ANCHOVY FROM LIGURIA
UNDER SALT
UNDER SALT
Anchovy or anchovy, Engraulis encrasicolus, it is one of the most widespread fish in the Mediterranean and is undoubtedly the most prized of the varieties of blue fish. In ancient times it was fished with the Menaica net, today almost completely abandoned and replaced by the more efficient purse seine with lampara, fishing technique practiced in Liguria.

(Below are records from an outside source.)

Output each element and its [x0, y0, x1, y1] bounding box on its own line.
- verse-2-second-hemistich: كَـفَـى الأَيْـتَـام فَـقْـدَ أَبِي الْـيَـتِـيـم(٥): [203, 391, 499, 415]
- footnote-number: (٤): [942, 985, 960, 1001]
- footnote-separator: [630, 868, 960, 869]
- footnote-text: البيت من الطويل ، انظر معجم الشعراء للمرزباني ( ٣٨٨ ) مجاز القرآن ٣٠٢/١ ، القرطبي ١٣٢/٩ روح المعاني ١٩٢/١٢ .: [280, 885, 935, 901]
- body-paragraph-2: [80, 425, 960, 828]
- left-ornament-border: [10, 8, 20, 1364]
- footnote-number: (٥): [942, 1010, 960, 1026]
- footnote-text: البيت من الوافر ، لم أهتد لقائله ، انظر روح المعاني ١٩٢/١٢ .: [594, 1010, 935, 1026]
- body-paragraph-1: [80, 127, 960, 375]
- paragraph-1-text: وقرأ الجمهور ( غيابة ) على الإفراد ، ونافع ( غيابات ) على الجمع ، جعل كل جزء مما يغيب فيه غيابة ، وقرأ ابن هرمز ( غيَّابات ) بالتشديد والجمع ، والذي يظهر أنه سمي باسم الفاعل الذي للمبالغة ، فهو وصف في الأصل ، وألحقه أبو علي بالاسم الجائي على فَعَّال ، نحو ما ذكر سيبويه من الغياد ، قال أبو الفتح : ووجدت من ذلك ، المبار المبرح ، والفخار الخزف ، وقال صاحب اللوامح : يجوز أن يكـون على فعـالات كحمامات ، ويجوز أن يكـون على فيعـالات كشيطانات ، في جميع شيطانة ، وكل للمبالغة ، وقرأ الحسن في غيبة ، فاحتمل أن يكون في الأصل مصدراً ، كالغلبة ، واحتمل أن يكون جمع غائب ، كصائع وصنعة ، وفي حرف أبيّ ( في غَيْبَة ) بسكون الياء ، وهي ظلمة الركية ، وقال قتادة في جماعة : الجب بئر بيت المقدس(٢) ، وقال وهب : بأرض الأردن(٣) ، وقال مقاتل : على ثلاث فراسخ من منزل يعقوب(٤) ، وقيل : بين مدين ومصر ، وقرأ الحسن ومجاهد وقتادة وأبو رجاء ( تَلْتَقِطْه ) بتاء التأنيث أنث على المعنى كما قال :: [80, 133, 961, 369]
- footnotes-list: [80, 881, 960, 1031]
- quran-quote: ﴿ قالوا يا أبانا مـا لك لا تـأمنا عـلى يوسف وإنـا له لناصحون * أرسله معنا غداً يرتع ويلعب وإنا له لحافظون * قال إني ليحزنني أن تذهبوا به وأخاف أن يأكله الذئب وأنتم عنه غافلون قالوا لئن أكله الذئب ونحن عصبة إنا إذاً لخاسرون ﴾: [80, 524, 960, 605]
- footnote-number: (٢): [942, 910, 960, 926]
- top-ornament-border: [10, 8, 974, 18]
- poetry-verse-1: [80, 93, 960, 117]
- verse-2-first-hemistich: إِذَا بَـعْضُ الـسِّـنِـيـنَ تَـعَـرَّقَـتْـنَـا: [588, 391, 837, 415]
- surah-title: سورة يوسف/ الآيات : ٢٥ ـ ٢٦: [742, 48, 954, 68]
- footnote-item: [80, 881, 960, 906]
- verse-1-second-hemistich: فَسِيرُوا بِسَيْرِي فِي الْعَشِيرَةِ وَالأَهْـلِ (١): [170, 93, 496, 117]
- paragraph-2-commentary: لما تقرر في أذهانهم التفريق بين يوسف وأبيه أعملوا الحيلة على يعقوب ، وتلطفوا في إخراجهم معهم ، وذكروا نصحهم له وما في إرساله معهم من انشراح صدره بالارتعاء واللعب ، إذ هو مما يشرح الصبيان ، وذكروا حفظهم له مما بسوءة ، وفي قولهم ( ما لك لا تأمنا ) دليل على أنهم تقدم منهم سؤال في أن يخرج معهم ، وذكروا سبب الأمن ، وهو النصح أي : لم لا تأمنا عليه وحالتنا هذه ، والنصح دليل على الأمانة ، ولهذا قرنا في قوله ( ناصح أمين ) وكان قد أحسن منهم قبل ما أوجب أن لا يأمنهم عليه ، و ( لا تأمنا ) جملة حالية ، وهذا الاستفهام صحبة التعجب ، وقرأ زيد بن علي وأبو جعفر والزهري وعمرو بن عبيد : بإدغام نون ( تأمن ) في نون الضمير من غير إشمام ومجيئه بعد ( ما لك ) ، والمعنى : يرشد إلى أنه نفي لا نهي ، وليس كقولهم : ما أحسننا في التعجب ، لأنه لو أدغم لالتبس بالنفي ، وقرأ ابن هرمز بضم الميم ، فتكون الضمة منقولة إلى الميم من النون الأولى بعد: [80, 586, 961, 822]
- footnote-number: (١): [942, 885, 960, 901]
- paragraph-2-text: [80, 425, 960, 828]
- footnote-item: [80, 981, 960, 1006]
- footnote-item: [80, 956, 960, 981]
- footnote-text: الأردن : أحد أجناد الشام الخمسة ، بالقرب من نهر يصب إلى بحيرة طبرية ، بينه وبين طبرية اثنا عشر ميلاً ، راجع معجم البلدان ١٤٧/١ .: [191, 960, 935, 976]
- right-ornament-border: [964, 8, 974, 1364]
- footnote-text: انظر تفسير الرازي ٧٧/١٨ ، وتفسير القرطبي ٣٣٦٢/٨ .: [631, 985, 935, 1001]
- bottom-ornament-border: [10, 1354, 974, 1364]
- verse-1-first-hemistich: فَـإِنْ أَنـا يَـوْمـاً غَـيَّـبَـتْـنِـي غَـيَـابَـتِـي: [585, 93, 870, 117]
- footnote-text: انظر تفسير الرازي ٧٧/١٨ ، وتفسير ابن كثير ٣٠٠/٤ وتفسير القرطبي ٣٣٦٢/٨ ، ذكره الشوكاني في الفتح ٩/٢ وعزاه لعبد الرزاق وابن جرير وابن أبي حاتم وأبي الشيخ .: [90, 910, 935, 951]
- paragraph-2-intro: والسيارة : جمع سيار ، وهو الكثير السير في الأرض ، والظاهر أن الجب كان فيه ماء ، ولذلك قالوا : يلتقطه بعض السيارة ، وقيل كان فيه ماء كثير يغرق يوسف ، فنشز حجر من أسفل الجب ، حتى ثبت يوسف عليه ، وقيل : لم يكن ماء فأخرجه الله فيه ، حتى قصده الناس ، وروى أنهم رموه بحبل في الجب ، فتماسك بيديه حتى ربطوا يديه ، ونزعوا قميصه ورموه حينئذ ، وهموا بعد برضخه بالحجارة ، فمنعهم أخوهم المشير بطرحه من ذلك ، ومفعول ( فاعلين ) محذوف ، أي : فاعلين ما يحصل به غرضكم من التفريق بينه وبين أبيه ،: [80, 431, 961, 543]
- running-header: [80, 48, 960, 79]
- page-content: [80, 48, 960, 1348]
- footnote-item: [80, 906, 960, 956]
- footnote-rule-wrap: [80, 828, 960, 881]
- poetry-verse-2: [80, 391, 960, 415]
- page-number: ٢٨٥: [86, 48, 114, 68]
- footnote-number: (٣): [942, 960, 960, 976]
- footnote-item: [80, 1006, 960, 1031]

Anchovy fishing is more practiced in the warm seasons, when the quality of the meat of this fish is superior. In winter in fact, to defend against the colder water temperature, anchovies increase the fat content, losing the finesse of its flavor. There are countless recipes with which they are cooked in Liguria, in Piedmont and in the Mediterranean basin. Salt preservation is very common. This technique seems to have arisen by chance at the time of the smuggling of salt, when anchovies were used to cover the top of the barrels.
The anchovies are salted from May to October, in the warm months, placing them in large barrels, between layers of salt and pressed by a weight. After maturation, from forty days to about two months, they are transferred in traditional glass arbanelle or in tin containers, or preserved in oil from the food industry.